Prep Time 15 minutes
Cook Time 1 hour 5 minutes
Total Time 1 hour 20 minutes
Servings: 4 servings
Course: Main Course
Cuisine: American
Calories: 635

Ingredients
  

  • 1 tbsp olive oil
  • 1 large onion finely chopped
  • 2 cloves garlic minced
  • 500 g lean beef mince 5% fat
  • 1 tsp smoked paprika
  • 1 tsp dried oregano
  • 2 tbsp tomato purée
  • 400 g tin chopped tomatoes
  • 700 ml rich beef stock hot
  • 1 tbsp Worcestershire sauce
  • 200 g long-grain white rice uncooked
  • 150 g mature Cheddar cheese grated
  • Salt and freshly ground black pepper to taste
  • 2 tbsp fresh parsley chopped (for garnish)

Method
 

  1. Preheat your oven to 180°C (160°C fan). Lightly grease a 9x13 inch (or similar 2.5-litre) baking dish.
  2. Heat the olive oil in a large, deep frying pan or Dutch oven over a medium-high heat. Add the chopped onion and cook for 5-7 minutes, until softened and translucent. Add the minced garlic and cook for another minute until fragrant.
  3. Add the beef mince to the pan. Break it up with a wooden spoon and cook until it's thoroughly browned all over. Drain off any excess fat if necessary. What works best for me is to let the mince sit for a minute or two without stirring to develop a nice brown crust.
  4. Stir in the smoked paprika, dried oregano, and tomato purée. Cook for one minute, stirring constantly, to cook out the raw taste of the purée.
  5. Pour in the chopped tomatoes, hot beef stock, and Worcestershire sauce. Season well with salt and pepper. Bring the mixture to a simmer and let it bubble gently for 5 minutes to allow the flavours to meld.
  6. Remove the pan from the heat and stir in the uncooked rice. Ensure the rice is fully submerged in the liquid.
  7. Carefully pour the mixture into your prepared baking dish and spread it out evenly.
  8. Cover the dish very tightly with aluminium foil. This is a crucial step to trap steam and cook the rice. Bake in the preheated oven for 30 minutes.
  9. After 30 minutes, carefully remove the dish from the oven and take off the foil. The rice should have absorbed most of the liquid.

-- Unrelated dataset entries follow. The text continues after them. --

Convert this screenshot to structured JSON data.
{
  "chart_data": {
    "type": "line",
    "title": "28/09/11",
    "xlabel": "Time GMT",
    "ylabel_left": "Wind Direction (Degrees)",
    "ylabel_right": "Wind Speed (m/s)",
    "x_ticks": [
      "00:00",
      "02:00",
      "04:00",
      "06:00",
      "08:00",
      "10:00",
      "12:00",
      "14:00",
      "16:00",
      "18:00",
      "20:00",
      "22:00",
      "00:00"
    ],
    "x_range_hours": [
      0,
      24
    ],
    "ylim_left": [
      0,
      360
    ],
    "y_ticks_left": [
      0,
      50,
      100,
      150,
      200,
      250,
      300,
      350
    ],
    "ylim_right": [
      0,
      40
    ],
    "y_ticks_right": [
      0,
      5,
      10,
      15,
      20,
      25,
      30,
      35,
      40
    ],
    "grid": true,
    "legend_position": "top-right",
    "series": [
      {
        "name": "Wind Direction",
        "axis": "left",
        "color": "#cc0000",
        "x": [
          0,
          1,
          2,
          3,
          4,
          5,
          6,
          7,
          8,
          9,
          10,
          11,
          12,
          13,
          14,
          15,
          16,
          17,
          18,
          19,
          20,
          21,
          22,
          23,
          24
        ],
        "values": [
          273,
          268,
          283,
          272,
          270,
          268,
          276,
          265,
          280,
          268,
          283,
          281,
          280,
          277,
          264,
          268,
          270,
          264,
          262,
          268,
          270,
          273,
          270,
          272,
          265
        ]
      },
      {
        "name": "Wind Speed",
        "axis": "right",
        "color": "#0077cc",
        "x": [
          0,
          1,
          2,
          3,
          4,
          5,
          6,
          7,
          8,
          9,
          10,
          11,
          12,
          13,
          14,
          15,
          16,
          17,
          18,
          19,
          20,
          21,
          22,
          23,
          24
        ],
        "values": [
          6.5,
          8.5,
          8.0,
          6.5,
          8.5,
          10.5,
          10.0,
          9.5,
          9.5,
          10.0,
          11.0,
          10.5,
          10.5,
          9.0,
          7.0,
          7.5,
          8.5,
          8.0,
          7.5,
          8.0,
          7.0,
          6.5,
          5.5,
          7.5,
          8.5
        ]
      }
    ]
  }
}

Sprinkle the grated Cheddar cheese evenly over the top.
  10. Return the dish to the oven, uncovered, and bake for a further 10-15 minutes, or until the cheese is melted, bubbling, and golden brown on top.
  11. Let the casserole rest for 5-10 minutes before serving. This helps it to set slightly, making it easier to serve. Garnish with fresh parsley.

Notes

This casserole reheats well, making it perfect for leftovers. Store in an airtight container in the fridge for up to 3 days.